Friday, January 15, 2010

There IS such a thing as a dumb question

Do y'all have the same mom?

An old, Southern man interrupted our dinner this week to point at my sister, Joy, and ask me, “Are you ‘kin to her?”
“Yes,” I said. A polite smile. “Yes, we are twins.”

While the rest of our dinner party laughed aloud oh, yes, haha, of course you are twins with your same blonde hairstyles! What a funny old man! Joy and I didn’t bat an eye.

This exchange was nothing new. After almost 27 years, everywhere we go, strangers approach us in public to point out that we are, in fact, twins.

Some people get so excited about it, like it’s a big secret they had just discovered.
“Are y’all TWIIIIIINS?” exclaim many excited grocery store cashiers (who always want to get our first names and squeal when they hear that they both begin with the letter J).

“Ya’ll are twins right? You know, I thought y’all looked like twins,” said a gas station attendant in Nowhere, Alabama on a long drive from New Orleans to Charleston.
“You know, I have a frieeend and we loook alike and when she borrows mah clothes to go into town, people think we’re twins.”
Oh that’s fun, we said. Really great.

Other people use it as a pick up line.
“You are one of the twins, right??” Joy was asked as she left the stage from singing karaoke last night.
“Where’s your sister?”
“Who are you?”
“I own the liquor store next to the Food Lion. I remember you were both in there the other week. Vodka right??”
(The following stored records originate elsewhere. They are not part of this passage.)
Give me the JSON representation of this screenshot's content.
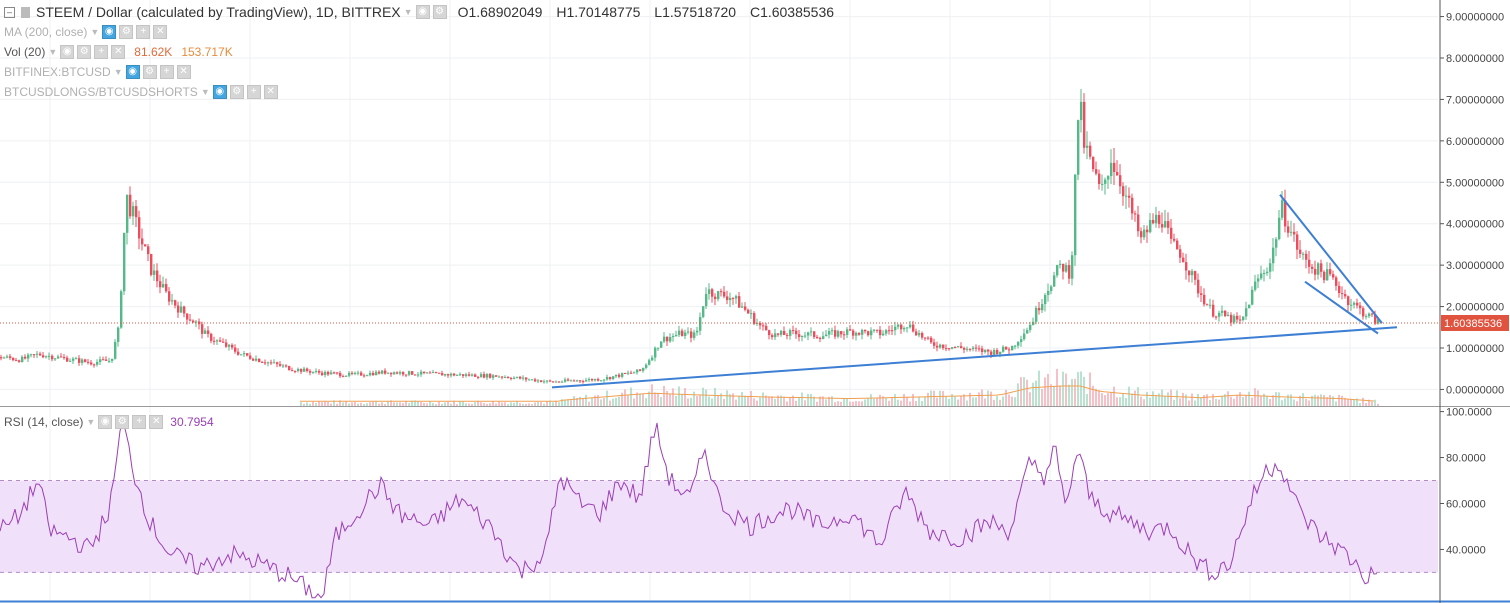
{
  "header": {
    "title": "STEEM / Dollar (calculated by TradingView), 1D, BITTREX",
    "open": "O1.68902049",
    "high": "H1.70148775",
    "low": "L1.57518720",
    "close": "C1.60385536"
  },
  "legends": {
    "ma": "MA (200, close)",
    "vol": "Vol (20)",
    "vol_value": "81.62K",
    "vol_ma": "153.717K",
    "bitfinex": "BITFINEX:BTCUSD",
    "longs": "BTCUSDLONGS/BTCUSDSHORTS",
    "rsi": "RSI (14, close)",
    "rsi_value": "30.7954"
  },
  "colors": {
    "up": "#53b987",
    "down": "#eb4d5c",
    "trendline": "#3d7fd4",
    "rsi": "#9b3fb5",
    "rsi_band": "#f0e0fa",
    "last_price": "#e0533e"
  },
  "chart_data": [
    {
      "type": "candlestick",
      "title": "STEEM / Dollar (calculated by TradingView), 1D, BITTREX",
      "ylim": [
        -0.4,
        9.4
      ],
      "y_ticks": [
        "9.00000000",
        "8.00000000",
        "7.00000000",
        "6.00000000",
        "5.00000000",
        "4.00000000",
        "3.00000000",
        "2.00000000",
        "1.00000000",
        "0.00000000"
      ],
      "last_price_label": "1.60385536",
      "last_price": 1.60385536,
      "price_profile": [
        [
          0,
          0.78
        ],
        [
          20,
          0.72
        ],
        [
          38,
          0.85
        ],
        [
          70,
          0.72
        ],
        [
          90,
          0.65
        ],
        [
          110,
          0.7
        ],
        [
          118,
          1.5
        ],
        [
          122,
          3.5
        ],
        [
          126,
          4.6
        ],
        [
          132,
          4.2
        ],
        [
          140,
          3.6
        ],
        [
          150,
          2.9
        ],
        [
          165,
          2.3
        ],
        [
          180,
          1.9
        ],
        [
          195,
          1.6
        ],
        [
          205,
          1.3
        ],
        [
          225,
          1.05
        ],
        [
          240,
          0.85
        ],
        [
          260,
          0.7
        ],
        [
          290,
          0.5
        ],
        [
          320,
          0.4
        ],
        [
          350,
          0.35
        ],
        [
          385,
          0.42
        ],
        [
          420,
          0.38
        ],
        [
          460,
          0.35
        ],
        [
          500,
          0.32
        ],
        [
          550,
          0.18
        ],
        [
          600,
          0.25
        ],
        [
          640,
          0.45
        ],
        [
          650,
          0.8
        ],
        [
          660,
          1.2
        ],
        [
          680,
          1.35
        ],
        [
          695,
          1.3
        ],
        [
          705,
          2.4
        ],
        [
          715,
          2.3
        ],
        [
          730,
          2.25
        ],
        [
          745,
          1.9
        ],
        [
          760,
          1.5
        ],
        [
          775,
          1.3
        ],
        [
          790,
          1.35
        ],
        [
          820,
          1.3
        ],
        [
          850,
          1.4
        ],
        [
          880,
          1.35
        ],
        [
          905,
          1.6
        ],
        [
          930,
          1.1
        ],
        [
          960,
          1.0
        ],
        [
          990,
          0.9
        ],
        [
          1010,
          1.0
        ],
        [
          1030,
          1.6
        ],
        [
          1045,
          2.4
        ],
        [
          1060,
          3.0
        ],
        [
          1070,
          2.8
        ],
        [
          1078,
          7.2
        ],
        [
          1082,
          6.0
        ],
        [
          1090,
          5.4
        ],
        [
          1100,
          4.7
        ],
        [
          1110,
          5.6
        ],
        [
          1120,
          5.0
        ],
        [
          1130,
          4.3
        ],
        [
          1140,
          3.6
        ],
        [
          1150,
          4.0
        ],
        [
          1160,
          4.2
        ],
        [
          1170,
          3.5
        ],
        [
          1180,
          3.3
        ],
        [
          1195,
          2.5
        ],
        [
          1210,
          1.9
        ],
        [
          1225,
          1.75
        ],
        [
          1240,
          1.6
        ],
        [
          1255,
          2.6
        ],
        [
          1270,
          3.1
        ],
        [
          1280,
          4.4
        ],
        [
          1290,
          3.8
        ],
        [
          1300,
          3.2
        ],
        [
          1315,
          2.9
        ],
        [
          1330,
          2.7
        ],
        [
          1345,
          2.2
        ],
        [
          1360,
          1.9
        ],
        [
          1378,
          1.6
        ]
      ]
    },
    {
      "type": "line",
      "title": "RSI (14, close)",
      "ylim": [
        18,
        102
      ],
      "y_ticks": [
        "100.0000",
        "80.0000",
        "60.0000",
        "40.0000"
      ],
      "bands": [
        30,
        70
      ],
      "last_value": 30.7954,
      "rsi_profile": [
        [
          0,
          48
        ],
        [
          20,
          55
        ],
        [
          38,
          70
        ],
        [
          50,
          48
        ],
        [
          70,
          45
        ],
        [
          90,
          40
        ],
        [
          110,
          58
        ],
        [
          122,
          96
        ],
        [
          135,
          72
        ],
        [
          150,
          52
        ],
        [
          170,
          38
        ],
        [
          200,
          32
        ],
        [
          230,
          38
        ],
        [
          260,
          34
        ],
        [
          290,
          28
        ],
        [
          310,
          22
        ],
        [
          322,
          18
        ],
        [
          335,
          45
        ],
        [
          360,
          58
        ],
        [
          380,
          68
        ],
        [
          400,
          55
        ],
        [
          430,
          50
        ],
        [
          460,
          62
        ],
        [
          490,
          50
        ],
        [
          520,
          30
        ],
        [
          545,
          38
        ],
        [
          560,
          72
        ],
        [
          580,
          60
        ],
        [
          600,
          56
        ],
        [
          620,
          70
        ],
        [
          640,
          62
        ],
        [
          655,
          94
        ],
        [
          670,
          70
        ],
        [
          690,
          62
        ],
        [
          705,
          84
        ],
        [
          720,
          60
        ],
        [
          750,
          50
        ],
        [
          770,
          55
        ],
        [
          790,
          58
        ],
        [
          820,
          50
        ],
        [
          850,
          56
        ],
        [
          880,
          42
        ],
        [
          905,
          65
        ],
        [
          930,
          48
        ],
        [
          960,
          45
        ],
        [
          990,
          52
        ],
        [
          1010,
          48
        ],
        [
          1030,
          78
        ],
        [
          1045,
          72
        ],
        [
          1055,
          84
        ],
        [
          1065,
          58
        ],
        [
          1078,
          84
        ],
        [
          1090,
          62
        ],
        [
          1110,
          56
        ],
        [
          1130,
          52
        ],
        [
          1150,
          48
        ],
        [
          1170,
          50
        ],
        [
          1190,
          38
        ],
        [
          1210,
          30
        ],
        [
          1230,
          34
        ],
        [
          1250,
          60
        ],
        [
          1265,
          74
        ],
        [
          1280,
          78
        ],
        [
          1300,
          56
        ],
        [
          1320,
          46
        ],
        [
          1340,
          40
        ],
        [
          1355,
          34
        ],
        [
          1365,
          28
        ],
        [
          1378,
          30
        ]
      ]
    },
    {
      "type": "bar",
      "title": "Vol (20)",
      "volume_profile": [
        [
          560,
          0.2
        ],
        [
          650,
          0.6
        ],
        [
          700,
          0.5
        ],
        [
          760,
          0.4
        ],
        [
          850,
          0.3
        ],
        [
          1000,
          0.5
        ],
        [
          1030,
          0.9
        ],
        [
          1060,
          1.0
        ],
        [
          1080,
          1.0
        ],
        [
          1100,
          0.7
        ],
        [
          1140,
          0.5
        ],
        [
          1200,
          0.35
        ],
        [
          1240,
          0.5
        ],
        [
          1280,
          0.4
        ],
        [
          1340,
          0.3
        ],
        [
          1378,
          0.15
        ]
      ]
    }
  ]
}
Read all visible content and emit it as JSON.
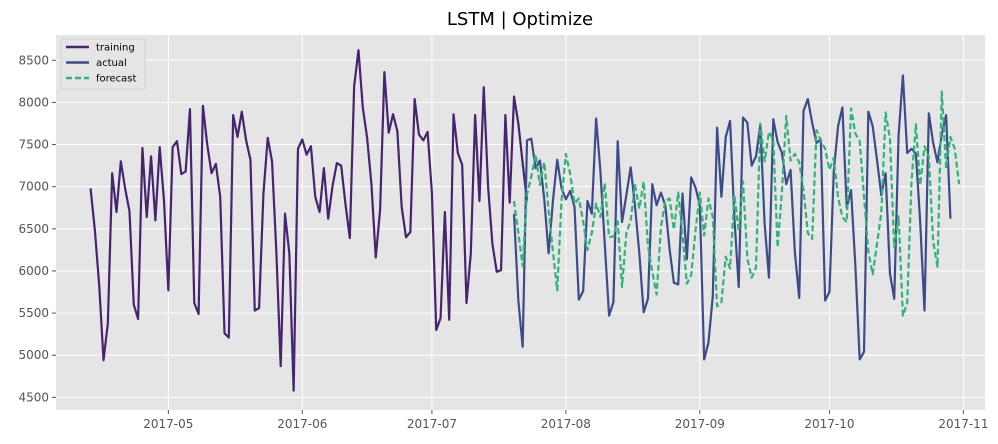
{
  "chart_data": {
    "type": "line",
    "title": "LSTM  |  Optimize",
    "xlabel": "",
    "ylabel": "",
    "x_type": "date",
    "xlim": [
      "2017-04-05",
      "2017-11-06"
    ],
    "ylim": [
      4350,
      8800
    ],
    "x_ticks": [
      {
        "date": "2017-05-01",
        "label": "2017-05"
      },
      {
        "date": "2017-06-01",
        "label": "2017-06"
      },
      {
        "date": "2017-07-01",
        "label": "2017-07"
      },
      {
        "date": "2017-08-01",
        "label": "2017-08"
      },
      {
        "date": "2017-09-01",
        "label": "2017-09"
      },
      {
        "date": "2017-10-01",
        "label": "2017-10"
      },
      {
        "date": "2017-11-01",
        "label": "2017-11"
      }
    ],
    "y_ticks": [
      4500,
      5000,
      5500,
      6000,
      6500,
      7000,
      7500,
      8000,
      8500
    ],
    "grid": true,
    "legend_position": "top-left",
    "series": [
      {
        "name": "training",
        "color": "#46246f",
        "style": "solid",
        "start_date": "2017-04-13",
        "values": [
          6980,
          6480,
          5830,
          4940,
          5380,
          7160,
          6700,
          7300,
          6980,
          6710,
          5600,
          5430,
          7460,
          6640,
          7360,
          6600,
          7470,
          6830,
          5770,
          7470,
          7540,
          7150,
          7180,
          7920,
          5620,
          5490,
          7960,
          7500,
          7160,
          7270,
          6880,
          5260,
          5210,
          7850,
          7590,
          7890,
          7550,
          7320,
          5530,
          5560,
          6910,
          7580,
          7300,
          6220,
          4870,
          6680,
          6210,
          4580,
          7450,
          7560,
          7380,
          7480,
          6880,
          6700,
          7220,
          6620,
          7010,
          7280,
          7250,
          6790,
          6390,
          8190,
          8620,
          7940,
          7580,
          7030,
          6160,
          6720,
          8360,
          7640,
          7860,
          7660,
          6760,
          6400,
          6460,
          8040,
          7620,
          7550,
          7650,
          6920,
          5300,
          5440,
          6700,
          5420,
          7860,
          7400,
          7260,
          5620,
          6210,
          7850,
          6830,
          8180,
          7000,
          6320,
          5990,
          6010,
          7850,
          6810,
          8070,
          7750,
          7280,
          6830
        ]
      },
      {
        "name": "actual",
        "color": "#3d4b8a",
        "style": "solid",
        "start_date": "2017-07-20",
        "values": [
          6680,
          5650,
          5100,
          7550,
          7570,
          7220,
          7310,
          6850,
          6210,
          6830,
          7320,
          6980,
          6850,
          6950,
          6760,
          5660,
          5760,
          6830,
          6680,
          7810,
          7180,
          6320,
          5470,
          5630,
          7540,
          6580,
          6900,
          7230,
          6770,
          6210,
          5510,
          5670,
          7030,
          6780,
          6930,
          6780,
          6260,
          5860,
          5840,
          6920,
          6140,
          7110,
          6990,
          6780,
          4950,
          5150,
          5700,
          7700,
          6880,
          7590,
          7780,
          6630,
          5810,
          7820,
          7760,
          7250,
          7360,
          7730,
          6560,
          5920,
          7800,
          7530,
          7400,
          7030,
          7200,
          6220,
          5680,
          7900,
          8040,
          7760,
          7520,
          7560,
          5650,
          5750,
          7180,
          7720,
          7940,
          6750,
          6960,
          6060,
          4950,
          5040,
          7890,
          7720,
          7320,
          6900,
          7160,
          5970,
          5670,
          7610,
          8320,
          7400,
          7450,
          7390,
          6580,
          5530,
          7870,
          7520,
          7290,
          7620,
          7850,
          6620
        ]
      },
      {
        "name": "forecast",
        "color": "#2fb37a",
        "style": "dashed",
        "start_date": "2017-07-20",
        "values": [
          6830,
          6450,
          6060,
          6910,
          7120,
          7380,
          7020,
          7290,
          6720,
          6230,
          5770,
          6840,
          7390,
          7150,
          6800,
          6860,
          6590,
          6250,
          6450,
          6800,
          6640,
          7040,
          6400,
          6410,
          6590,
          5810,
          6450,
          6600,
          7020,
          6740,
          7060,
          6300,
          5990,
          5720,
          6520,
          6830,
          6860,
          6490,
          6930,
          6430,
          5850,
          5950,
          6480,
          6930,
          6420,
          6860,
          6640,
          5580,
          5630,
          6170,
          6030,
          6900,
          6470,
          7060,
          6150,
          5920,
          6040,
          7750,
          7300,
          7650,
          7560,
          6280,
          6940,
          7840,
          7310,
          7390,
          7290,
          6960,
          6450,
          6380,
          7670,
          7550,
          7450,
          7200,
          7340,
          6870,
          6640,
          6580,
          7930,
          7630,
          7540,
          6880,
          6230,
          5960,
          6320,
          6690,
          7880,
          7570,
          6280,
          6650,
          5470,
          5620,
          7070,
          7740,
          7020,
          7480,
          7360,
          6350,
          6050,
          8130,
          7220,
          7590,
          7450,
          7030
        ]
      }
    ]
  }
}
Another fine stranger, terribly drunk, stopped us on our way out of a bar a long time ago and flung his arms around each of us, hanging in the middle like a monkey.
“So, yur’vre telling me that if I date one of you and then I date the ofther one of you, then I wun’t know the differenss?” he asked, slurring.
“That’s very hypothetical,” Joy said, as we slinked out from under his arms.

Joy and her ex-boyfriend, who I took a college class with, even started dating after he mistakenly thought she was me and struck up a conversation.

Some people get “freaked out” by twins.
“You know, every set of twins I’ve ever known have been weird,” people have told us. “They’ve got, like, weird hands or something.” (This is also a big thing, people like to tell us how many other sets of twins they know...from elementary school.)

“Every person in the whole world has different DNA!,” exclaimed Joy’s LSU professor in a 300-person lecture class. The poor man was trying to pump some life into a generally boring subject.
“Imagine!” he said. “Every single person has different DNA…except for identical twins.”
“Ew,” Joy heard a sorority girl say from two rows behind her.

By far the most absurd part of the whole twin thing is the dumb twin questions we get.
Are you ready for this?
The number one most common question we get about being twins is:

“Do you have the same mom?”

I am not joking. People — adults! — are actually curious about this.
To make it worse, that question is usually followed with, “Do you have the same dad?”
Is this an indication of the failure of our schools? Did a large percentage of the population miss the lesson about human biology?

“We have the same mom, dad and brother,” we say. “We are just like sisters, only we were born at the same time.”
“Wait, so y’all were born on the same day??”

One unfortunate gas station attendant in New Orleans still holds top honors for Dumbest Twin Comment Of All Time.
She noticed that we were twins, despite the fact that I had dyed my hair red that summer.
“Y’all are twins?” she asked us.
“But you have blonde hair and you have red hair,” she observed.
Before we could answer, she exclaimed, “Oh, y'all must have different dads.”


To be fair, not all twin questions are dumb. But people just have burning questions about it - Do you like the same food?, Can your friends tell you apart?
The more intelligent commonly asked questions are:

1.) Who’s older?
2.) By how much?
3.) Can your parents tell you apart?
4.) Even from the back?
5.) Have you ever dated the same guy?
6.) Have you ever switched classes?
7.) Can you feel each other’s pain, like if Joy burns her hand, does your hand hurt too?
8.) Do you have a secret language?
9.) Did your parents dress you alike when you were younger?
10.) Are you the good twin or the bad twin?

My favorite question to date, asked by a five-year-old boy when Joy and I were camp counselors was, “Do you ever wake up in the morning and think you are your twin by accident?”
“Not that I know of,” I said.

But, aside from the nuisance of dealing with often incompetent, yet curious strangers, I highly recommend being a twin. I'm actually convinced that it's the reason why we are overly social and outgoing people.
The cure for shyness! Being forced to make small talk with strangers on a daily basis!

But seriously, with a twin, you always have someone to talk to, borrow clothes from, bitch at about life without needing to apologize later and generally find the same things funny. Like dumb twin questions.
You just have to learn to be able to share birthday presents. We do have the same birthday after all.


1 comment:

  1. i love this blog post! so well put in every way. keep 'em coming.